Tuesday, March 20, 2012

Couple of things to watch



I have been thinking more and more about the area delineated the intersection of by computers, the internet, blogging, free speech, and commercialisation.

Boring shit in other words.

But more and more, I am thinking that the way that we maintain our current hobby is not due for a long life cycle.  Doesn't make a lot of sense for it to be working the way that it does.

Google is a billboard.  A way to attach human eyeballs to the advertisements of companies who want to sell them shit.   James Whittaker was a pretty big player over in googleland and he just quit (after lining his pockets well with other peoples money) because he had a sudden epiphany that that was the true nature of the business.   The article just about make me shoot tea out of my nose.  I cannot for the life of me figure out which is the better visual, that of a whorehouse piano player getting religion and stalking out, or the clip above.

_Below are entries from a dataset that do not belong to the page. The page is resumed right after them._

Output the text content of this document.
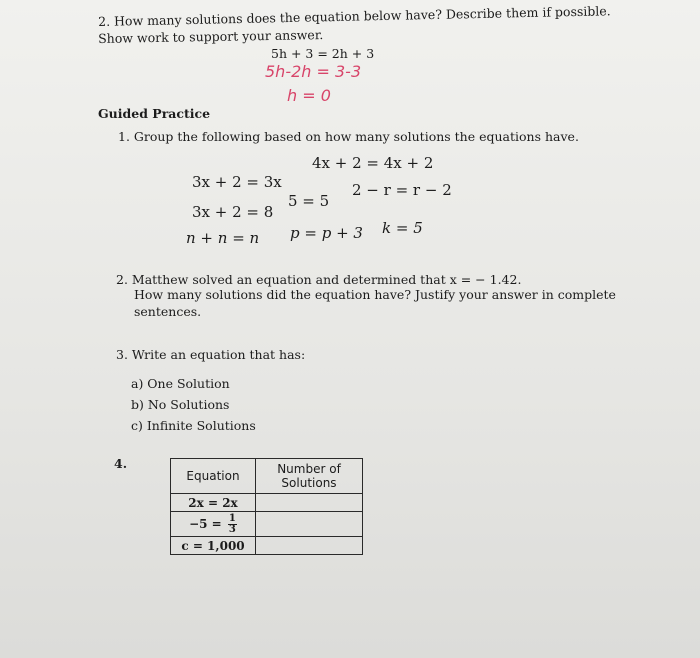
2. How many solutions does the equation below have? Describe them if possible.
Show work to support your answer.
5h + 3 = 2h + 3
5h-2h = 3-3
h = 0
Guided Practice
1. Group the following based on how many solutions the equations have.
4x + 2 = 4x + 2
3x + 2 = 3x
5 = 5
2 − r = r − 2
3x + 2 = 8
n + n = n p = p + 3 k = 5
2. Matthew solved an equation and determined that x = − 1.42.
How many solutions did the equation have? Justify your answer in complete
sentences.
3. Write an equation that has:
a) One Solution
b) No Solutions
c) Infinite Solutions
4.
Equation	Number of
Solutions

2x = 2x	
$-5 = \frac{1}{3}$

c = 1,000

What Mr. Whittaker says is absolutely correct, but more than anything, Google is a fashion driven stock-selling machine.  All the technology companies are the same thing.  Facebook is the new current darling of the pump and dump crowd.  Apple is so vastly overvalued as to be ..... hell, I just don't know how to describe it.

Look, the whole worldview and business model of these companies is get rich or die trying.  So, back to the first three paragraphs.  Google is a money making proposition.  How long will little parasites like us be allowed a free ride on the bandwidth of Google for our hobbies?

Keep reading, I have the outlines of the next three posts in the works and I think that I have the seed of a possible option.

1 comment:

russell1200 said...

If you drink mint tea at least your sinuses will be cleared out after that happens.

There are direct cash payments to your cable, cell phone and/or landline phone company. That pays for a lot of the routing.

Paying for clicks was a lot the noise and confusion when google started up, but a lot of it is all about data-mining. It gives companies, governments, whatever with realtime data on what is actually happening: down to the individual level if needed. The early 20th century fascists’ wet dream.

Not everyone is in a position to use the data. If you sell hotdogs in front of Lowe’s Hardware store on the weekends, it might tell you to stock up on a little extra relish: not worth the price of admission. But to the large operators it is extremely valuable.

Think of it this way. The old adage has been that ½ of advertising is a complete waste of money. But you didn’t know which half. Cut that down to 20% of advertising is a waste of money, and make the remaining 80% 5-times more effective and you have a lot of power.

While money is power, or maybe more accurately power-once-removed, the next step would be to turn it to actual power.

Note that the book I reviewed, Patron Saint of Plagues, comes at it from a slightly different angle, but essentially has the same theme. And the totalitarians do use the power, and do kick but.